Там был прикол, что когда толпа шла на Окрестина, то на соседние дома и на само Окрестина посадили снайперские пары. На всякий случай. Потом пошел кипиш, что сейчас сюда придет толпа, будет всем конец, лагерю конец и все остальное. Люди начали сваливать. Лагерь опустел моментально. За пять минут все рассосались куда-то. Там остались какие-то священники, по-моему, католический, православный, были пару адвокатов, юристов, и я еще остался. Выходим к толпе. Толпа, может, человек 1000-1500 навскидку. Идут штурмовать, видите ли, Окрестина, бойцы хреновы. Молодцы, герои, блин. Ты же понимаешь, чем бы это закончилось. Расстреляли бы, как на Майдане. Но вот поэтому мы встали на пути. Там с мегафоном стояло какое-то вдрызг пьянющее быдло, всех звал на баррикады. Я немного помял этому быдлу бока на глазах у тысячи человек. Сказал, что им нечего там делать. И там большинство палаток ПСО «Ангел» предоставлял. Они там пару дней подумали, и лагерь просто решили свернуть по той причине, что там уже небезопасно. После этого Окрестина мое закончилось.
Я вернулся на работу в дежурный режим. То есть до момента увольнения работал чисто в дежурном режиме. Это задержания именно по криминальным вопросам, не имеющим ничего общего с политикой. 11-го числа мне все документы подписали. Вот такая история.
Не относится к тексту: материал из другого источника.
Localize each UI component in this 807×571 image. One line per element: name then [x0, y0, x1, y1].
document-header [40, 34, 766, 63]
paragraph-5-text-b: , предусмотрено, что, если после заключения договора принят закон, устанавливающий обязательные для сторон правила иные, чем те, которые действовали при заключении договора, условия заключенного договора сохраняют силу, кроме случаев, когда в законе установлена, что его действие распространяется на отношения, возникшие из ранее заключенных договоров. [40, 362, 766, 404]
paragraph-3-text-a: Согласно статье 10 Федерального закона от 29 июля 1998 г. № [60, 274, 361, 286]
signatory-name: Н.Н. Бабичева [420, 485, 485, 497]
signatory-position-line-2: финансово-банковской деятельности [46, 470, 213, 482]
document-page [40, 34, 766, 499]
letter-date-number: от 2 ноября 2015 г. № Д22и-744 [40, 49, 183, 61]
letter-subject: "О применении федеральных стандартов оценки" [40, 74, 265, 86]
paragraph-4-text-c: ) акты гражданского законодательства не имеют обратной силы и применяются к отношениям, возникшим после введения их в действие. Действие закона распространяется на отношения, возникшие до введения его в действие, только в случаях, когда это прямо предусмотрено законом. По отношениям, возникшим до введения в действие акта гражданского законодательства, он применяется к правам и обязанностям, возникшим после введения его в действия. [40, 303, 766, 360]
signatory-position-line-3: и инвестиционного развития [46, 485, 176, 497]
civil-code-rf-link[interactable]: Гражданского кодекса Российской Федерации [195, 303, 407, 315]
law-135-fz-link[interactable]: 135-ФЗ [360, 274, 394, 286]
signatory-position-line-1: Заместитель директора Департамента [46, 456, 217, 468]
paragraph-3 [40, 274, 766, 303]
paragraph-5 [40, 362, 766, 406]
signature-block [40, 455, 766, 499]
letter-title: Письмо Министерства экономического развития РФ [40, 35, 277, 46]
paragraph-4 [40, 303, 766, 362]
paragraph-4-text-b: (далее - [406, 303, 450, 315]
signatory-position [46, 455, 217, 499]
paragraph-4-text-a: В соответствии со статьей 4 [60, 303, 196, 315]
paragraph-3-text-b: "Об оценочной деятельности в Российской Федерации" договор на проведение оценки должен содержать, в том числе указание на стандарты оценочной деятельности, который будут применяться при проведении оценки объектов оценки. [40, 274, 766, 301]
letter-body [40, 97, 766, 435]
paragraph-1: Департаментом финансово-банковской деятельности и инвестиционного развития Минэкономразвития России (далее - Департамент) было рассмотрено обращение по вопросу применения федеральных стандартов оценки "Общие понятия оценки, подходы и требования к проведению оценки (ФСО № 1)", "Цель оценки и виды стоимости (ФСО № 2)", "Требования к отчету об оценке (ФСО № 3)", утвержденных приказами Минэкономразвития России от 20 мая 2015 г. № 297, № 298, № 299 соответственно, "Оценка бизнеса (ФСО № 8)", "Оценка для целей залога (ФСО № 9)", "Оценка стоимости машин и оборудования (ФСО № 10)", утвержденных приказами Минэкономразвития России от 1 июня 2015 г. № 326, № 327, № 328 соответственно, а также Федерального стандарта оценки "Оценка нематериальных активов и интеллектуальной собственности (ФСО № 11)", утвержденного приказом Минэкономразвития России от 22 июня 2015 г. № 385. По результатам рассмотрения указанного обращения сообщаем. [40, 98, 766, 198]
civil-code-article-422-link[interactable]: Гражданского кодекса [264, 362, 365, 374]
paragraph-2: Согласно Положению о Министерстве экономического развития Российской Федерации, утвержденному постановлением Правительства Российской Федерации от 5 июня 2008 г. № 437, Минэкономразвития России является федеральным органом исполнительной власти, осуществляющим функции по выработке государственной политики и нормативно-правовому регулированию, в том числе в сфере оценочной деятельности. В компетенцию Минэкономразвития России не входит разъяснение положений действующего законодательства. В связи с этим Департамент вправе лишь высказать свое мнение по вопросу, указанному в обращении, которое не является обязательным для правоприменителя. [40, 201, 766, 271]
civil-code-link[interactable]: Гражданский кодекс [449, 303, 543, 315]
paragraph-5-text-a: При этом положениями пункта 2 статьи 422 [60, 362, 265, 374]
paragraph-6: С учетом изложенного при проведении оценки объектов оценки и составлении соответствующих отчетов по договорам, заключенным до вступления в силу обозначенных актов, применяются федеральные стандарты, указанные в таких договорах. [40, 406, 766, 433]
Сейчас я в Польше, потому что в 20-х числах июля 2021 года мне позвонили мои очень хорошие знакомые из КГБ, которым я жизнью обязан. Они сказали, что, Ваня, придется валить. Мы можем дать тебе недели полторы, максимум две, иначе нам тебя придется задержать, потому что команда пошла с самого верха, уже начались тогда чистки. Год не могли добраться, потому что за этот год пытались разгрести весь бардак. По делам, по задержанным, по всему-всему.
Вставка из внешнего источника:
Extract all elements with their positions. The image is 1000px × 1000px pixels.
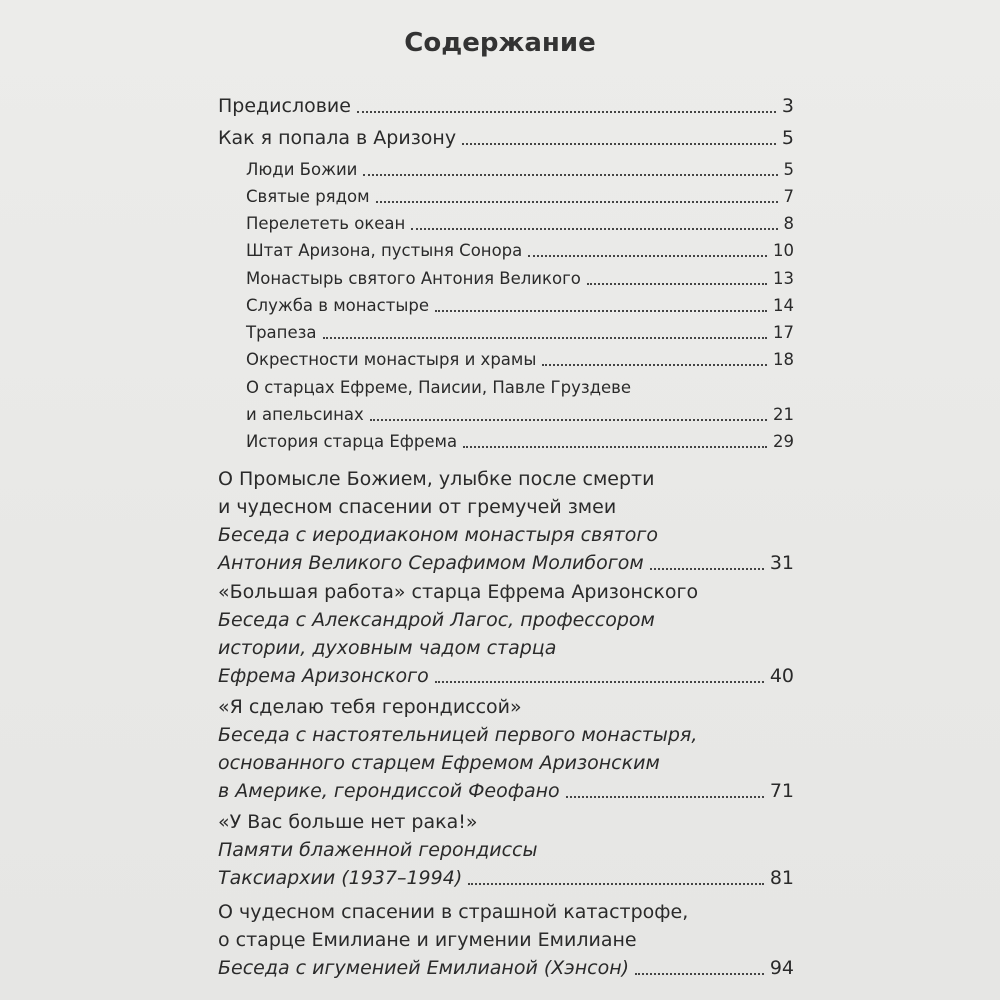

По уволенным по политическим мотивам, которые уволились из силовых структур, тоже работать начали. С минского ОМОНа тогда (в 2020 году — МЗ) 50 человек ушло. Из 120-ой бригады в Уручье 40 человек уволилось. Из областного ОМОНа 15 человек уволилось. Чтобы ты понимал, в областном и так было 78 человек. Увольнения были массовые, но все очень боялись, все очень тихарились. Как бы сам понимаешь, от всевидящего ока не так просто скрыться.
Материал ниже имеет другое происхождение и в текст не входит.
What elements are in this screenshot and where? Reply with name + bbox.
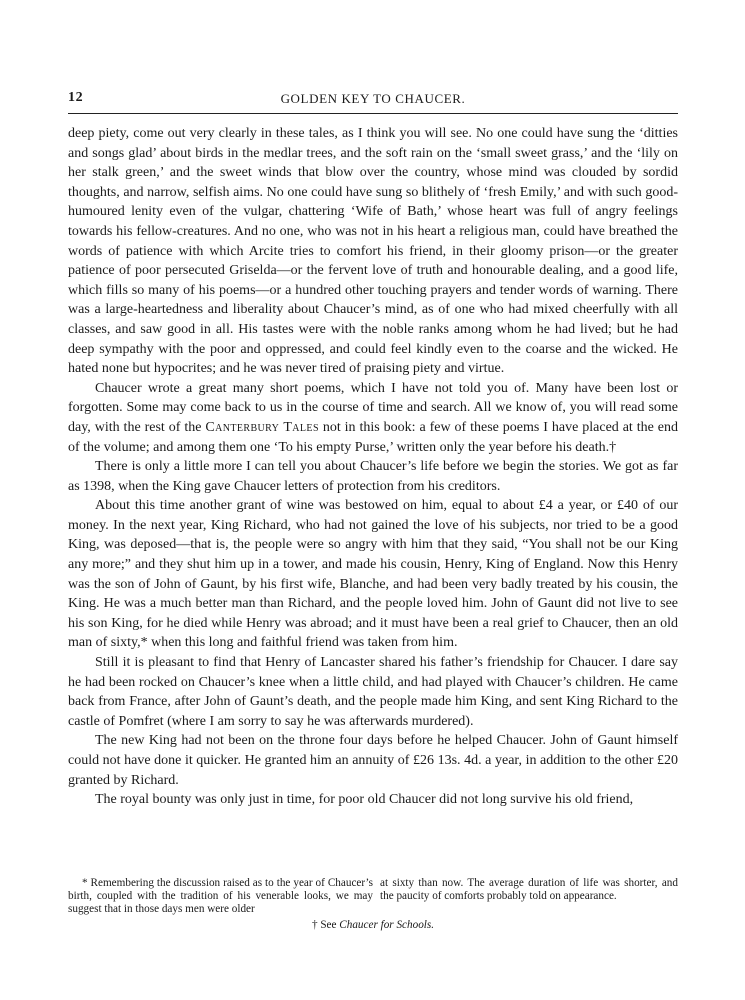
- paragraph-3: There is only a little more I can tell you about Chaucer’s life before we begin the stories. We got as far as 1398, when the King gave Chaucer letters of protection from his creditors.: [68, 459, 678, 494]
- running-title: GOLDEN KEY TO CHAUCER.: [280, 91, 466, 106]
- footnote-star-left: * Remembering the discussion raised as to the year of Chaucer’s birth, coupled with the tradition of his venerable looks, we may suggest that in those days men were older: [68, 877, 373, 916]
- page-header: [68, 90, 678, 112]
- canterbury-tales-title: Canterbury Tales: [205, 419, 319, 435]
- paragraph-2-part-b: not in this book: a few of these poems I have placed at the end of the volume; and among them one ‘To his empty Purse,’ written only the year before his death.†: [68, 419, 678, 455]
- footnote-dagger-prefix: † See: [311, 919, 340, 931]
- page-number: 12: [68, 90, 84, 105]
- paragraph-2: [68, 379, 678, 457]
- header-rule: [68, 113, 678, 114]
- paragraph-4: About this time another grant of wine was bestowed on him, equal to about £4 a year, or £40 of our money. In the next year, King Richard, who had not gained the love of his subjects, nor tried to be a good King, was deposed—that is, the people were so angry with him that they said, “You shall not be our King any more;” and they shut him up in a tower, and made his cousin, Henry, King of England. Now this Henry was the son of John of Gaunt, by his first wife, Blanche, and had been very badly treated by his cousin, the King. He was a much better man than Richard, and the people loved him. John of Gaunt did not live to see his son King, for he died while Henry was abroad; and it must have been a real grief to Chaucer, then an old man of sixty,* when this long and faithful friend was taken from him.: [68, 498, 678, 651]
- paragraph-7: The royal bounty was only just in time, for poor old Chaucer did not long survive his old friend,: [95, 792, 634, 808]
- footnote-dagger-title: Chaucer for Schools.: [339, 919, 435, 931]
- paragraph-6: The new King had not been on the throne four days before he helped Chaucer. John of Gaunt himself could not have done it quicker. He granted him an annuity of £26 13s. 4d. a year, in addition to the other £20 granted by Richard.: [68, 733, 678, 788]
- paragraph-5: Still it is pleasant to find that Henry of Lancaster shared his father’s friendship for Chaucer. I dare say he had been rocked on Chaucer’s knee when a little child, and had played with Chaucer’s children. He came back from France, after John of Gaunt’s death, and the people made him King, and sent King Richard to the castle of Pomfret (where I am sorry to say he was afterwards murdered).: [68, 655, 678, 729]
- paragraph-1: deep piety, come out very clearly in these tales, as I think you will see. No one could have sung the ‘ditties and songs glad’ about birds in the medlar trees, and the soft rain on the ‘small sweet grass,’ and the ‘lily on her stalk green,’ and the sweet winds that blow over the country, whose mind was clouded by sordid thoughts, and narrow, selfish aims. No one could have sung so blithely of ‘fresh Emily,’ and with such good-humoured lenity even of the vulgar, chattering ‘Wife of Bath,’ whose heart was full of angry feelings towards his fellow-creatures. And no one, who was not in his heart a religious man, could have breathed the words of patience with which Arcite tries to comfort his friend, in their gloomy prison—or the greater patience of poor persecuted Griselda—or the fervent love of truth and honourable dealing, and a good life, which fills so many of his poems—or a hundred other touching prayers and tender words of warning. There was a large-heartedness and liberality about Chaucer’s mind, as of one who had mixed cheerfully with all classes, and saw good in all. His tastes were with the noble ranks among whom he had lived; but he had deep sympathy with the poor and oppressed, and could feel kindly even to the coarse and the wicked. He hated none but hypocrites; and he was never tired of praising piety and virtue.: [68, 126, 678, 377]
- paragraph-2-part-a: Chaucer wrote a great many short poems, which I have not told you of. Many have been lost or forgotten. Some may come back to us in the course of time and search. All we know of, you will read some day, with the rest of the: [68, 380, 678, 435]
- footnote-star-right: at sixty than now. The average duration of life was shorter, and the paucity of comforts probably told on appearance.: [380, 877, 678, 903]
- footnote-dagger: [68, 919, 678, 931]
- body-text: [68, 124, 678, 810]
Мне говорят ребята: сваливай. Я иду в польское посольство к охраннику, говорю, что мне нужен человек, специально обученный по политическим вопросам. Пришел мужик, записали меня на следующий день вне очереди к консулу. Через три дня получил визу — сразу и уехал.
В субботу я приехал в Польшу, а в воскресенье звонит мать и говорит, что за тобой «Альфа» приходила ночью. Ну и все. Потом мне сестра звонила. Говорила, что там какие-то люди в пиджачках, рубашках хотели с ней поговорить. Я говорю: «Ничего не говори, ничего не знаю, с ним не общаюсь». Я так понимаю, что пытались немножко на сестру воздействовать. Но этот вопрос закрылся. Сейчас все спокойно.
Я пожалел 50 на 50. Пожалел, что понадеялся на белорусов и помогал им как мог, чтобы в стране что-то изменить в лучшую сторону. А они как обычно. Но с другой стороны я получил возможность жить иначе и сделать, возможно, больше, чем мог бы в жизни.